Ottawa demande l'avis de la Cour suprême

  |  Radio-Canada avec La Presse Canadienne
Rob Nicholson Le ministre fédéral de la Justice et procureur général du Canada, Rob Nicholson   © PC/Adrian Wyld

Le gouvernement de Stephen Harper s'adressera au plus haut tribunal du pays pour savoir si Ottawa a l'autorité pour établir une commission des valeurs mobilières pancanadienne.

Le ministre de la Justice, Rob Nicholson, veut savoir si le gouvernement a l'autorité constitutionnelle pour imposer une commission des valeurs mobilières. Il demande au plus haut tribunal du pays de se prononcer.

Le ministre de la Justice Rob Nicholson a annoncé par communiqué vendredi qu'il soumettra son projet de législation à la Cour suprême du Canada pour en déterminer la constitutionnalité.
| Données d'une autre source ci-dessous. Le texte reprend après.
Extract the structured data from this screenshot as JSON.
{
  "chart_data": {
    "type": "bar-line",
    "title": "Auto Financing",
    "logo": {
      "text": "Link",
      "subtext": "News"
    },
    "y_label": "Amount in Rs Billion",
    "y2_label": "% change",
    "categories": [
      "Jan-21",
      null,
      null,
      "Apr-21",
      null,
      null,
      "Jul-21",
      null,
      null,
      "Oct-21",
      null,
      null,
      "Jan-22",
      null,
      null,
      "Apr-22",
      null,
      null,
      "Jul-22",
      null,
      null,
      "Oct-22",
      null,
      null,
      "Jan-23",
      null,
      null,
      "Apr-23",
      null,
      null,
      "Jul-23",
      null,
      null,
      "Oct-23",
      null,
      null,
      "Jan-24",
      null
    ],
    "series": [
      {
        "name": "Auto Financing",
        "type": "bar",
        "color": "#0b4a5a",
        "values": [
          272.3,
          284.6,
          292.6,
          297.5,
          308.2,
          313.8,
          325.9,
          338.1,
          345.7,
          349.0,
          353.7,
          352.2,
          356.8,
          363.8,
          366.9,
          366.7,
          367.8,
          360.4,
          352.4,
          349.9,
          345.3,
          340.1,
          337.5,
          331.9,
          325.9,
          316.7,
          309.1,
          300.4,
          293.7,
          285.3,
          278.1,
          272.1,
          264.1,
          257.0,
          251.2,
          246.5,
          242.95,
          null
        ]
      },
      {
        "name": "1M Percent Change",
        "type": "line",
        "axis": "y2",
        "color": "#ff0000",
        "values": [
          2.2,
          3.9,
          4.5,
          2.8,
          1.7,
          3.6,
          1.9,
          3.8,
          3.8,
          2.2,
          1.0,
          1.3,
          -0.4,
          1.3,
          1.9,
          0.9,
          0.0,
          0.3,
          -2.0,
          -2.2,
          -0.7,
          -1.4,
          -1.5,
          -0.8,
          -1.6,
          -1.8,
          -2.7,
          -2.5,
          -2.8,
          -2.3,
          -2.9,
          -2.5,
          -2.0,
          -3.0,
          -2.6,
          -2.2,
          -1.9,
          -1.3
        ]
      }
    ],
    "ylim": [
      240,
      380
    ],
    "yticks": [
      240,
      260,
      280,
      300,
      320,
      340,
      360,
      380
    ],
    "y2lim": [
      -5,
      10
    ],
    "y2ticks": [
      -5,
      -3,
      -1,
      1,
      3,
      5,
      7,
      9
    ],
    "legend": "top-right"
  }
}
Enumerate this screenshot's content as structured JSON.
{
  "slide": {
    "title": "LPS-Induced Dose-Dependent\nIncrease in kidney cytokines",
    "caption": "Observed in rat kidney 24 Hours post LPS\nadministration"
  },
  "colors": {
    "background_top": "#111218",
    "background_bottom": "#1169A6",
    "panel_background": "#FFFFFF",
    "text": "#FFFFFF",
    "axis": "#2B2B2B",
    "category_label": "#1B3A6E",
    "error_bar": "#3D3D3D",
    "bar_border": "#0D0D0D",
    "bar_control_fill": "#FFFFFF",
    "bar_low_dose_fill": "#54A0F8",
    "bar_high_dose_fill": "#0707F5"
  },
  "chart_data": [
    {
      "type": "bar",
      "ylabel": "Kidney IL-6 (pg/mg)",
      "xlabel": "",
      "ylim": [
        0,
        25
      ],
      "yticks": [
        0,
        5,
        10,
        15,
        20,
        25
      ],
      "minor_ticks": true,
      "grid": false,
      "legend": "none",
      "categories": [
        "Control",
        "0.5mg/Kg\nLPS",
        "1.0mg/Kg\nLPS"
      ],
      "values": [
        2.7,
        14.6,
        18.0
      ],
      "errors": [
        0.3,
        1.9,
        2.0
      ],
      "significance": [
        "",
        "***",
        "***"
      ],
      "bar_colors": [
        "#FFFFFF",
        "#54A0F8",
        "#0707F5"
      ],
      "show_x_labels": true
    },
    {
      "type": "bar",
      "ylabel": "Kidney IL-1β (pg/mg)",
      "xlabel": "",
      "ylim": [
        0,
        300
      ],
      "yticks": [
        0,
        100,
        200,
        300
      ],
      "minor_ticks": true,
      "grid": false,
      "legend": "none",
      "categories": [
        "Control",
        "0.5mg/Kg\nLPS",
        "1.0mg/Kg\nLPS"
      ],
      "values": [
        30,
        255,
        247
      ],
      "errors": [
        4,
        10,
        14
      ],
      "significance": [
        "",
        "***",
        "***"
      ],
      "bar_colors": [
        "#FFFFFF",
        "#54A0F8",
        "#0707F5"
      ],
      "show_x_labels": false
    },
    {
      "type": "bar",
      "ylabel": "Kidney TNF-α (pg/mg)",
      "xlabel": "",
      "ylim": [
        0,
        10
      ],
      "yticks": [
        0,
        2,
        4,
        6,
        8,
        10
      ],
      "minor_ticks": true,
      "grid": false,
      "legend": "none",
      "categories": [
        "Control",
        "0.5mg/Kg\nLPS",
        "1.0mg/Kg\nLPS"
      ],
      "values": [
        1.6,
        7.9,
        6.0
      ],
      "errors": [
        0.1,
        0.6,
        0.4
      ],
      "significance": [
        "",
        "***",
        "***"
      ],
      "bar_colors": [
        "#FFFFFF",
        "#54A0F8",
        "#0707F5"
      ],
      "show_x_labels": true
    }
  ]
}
Cette annonce risque de causer d'importants remous au Québec, qui s'est toujours opposé fermement à la centralisation de la réglementation financière. Selon le gouvernement Charest, il s'agit d'ingérence dans une des compétences provinciales.

En entrevue à La Presse Canadienne, la porte-parole du ministre des Finances, Raymond Bachand, a indiqué que la position du gouvernement ne changeait pas. Contrairement à ce que prétend Ottawa, Québec ne croit pas qu'une commission nationale réduirait les risques de fraude. « Ce n'est pas parce qu'il y a une commission unique, par exemple aux États-Unis, qu'il n'y a pas eu de mégafraudes », illustre Catherine Poulin.

Dans son communiqué, le Rob Nicholson affirme qu'il ne fait pas de doute pour le gouvernement qu'il a le pouvoir de légiférer en la matière. « Bon nombre des principaux experts constitutionnels du Canada soutiennent cette opinion », avance-t-il. Mais, le ministre préfère que la Cour suprême lui en donne l'assurance pour assurer l'intégrité de la future commission nationale des valeurs mobilières.

Dissensions au pays

Jeudi, le gouvernement fédéral avait en outre annoncé la nomination des membres du comité consultatif, qui doit élaborer le projet de loi.

Sept provinces et les Territoires y participent. Le Québec et l'Alberta, les deux provinces les plus réfractaires à une centralisation de la règlementation, n'en font pas partie, ni le Manitoba, qui n'est pas non plus très chaud à l'idée.

Québec et Edmonton affirmaient en janvier dernier qu'ils n'hésiteraient pas aller devant les tribunaux pour empêcher Ottawa de créer une commission unique au pays.

De son côté, le fédéral a toujours prétendu que l'adhésion à cette commission se ferait sur une base volontaire.

Les détracteurs croient qu'il ne s'agit que d'une première étape et que les provinces pourraient éventuellement être contraintes d'y adhérer.

En janvier, un panel d'experts mandaté par le gouvernement fédéral a recommandé, dans un rapport, la création d'une commission unique en remplacement des organismes provinciaux et territoriaux. Selon eux, cela permettrait de renforcer l'application de la loi et de mieux répondre aux besoins des investisseurs.

Dans un mémoire remis au panel, l'Autorité des marchés financiers avançait de son côté que la centralisation était « inutile » et que des organismes de réglementation dans chaque province et territoire rendaient plus efficace le dépistage des fraudes.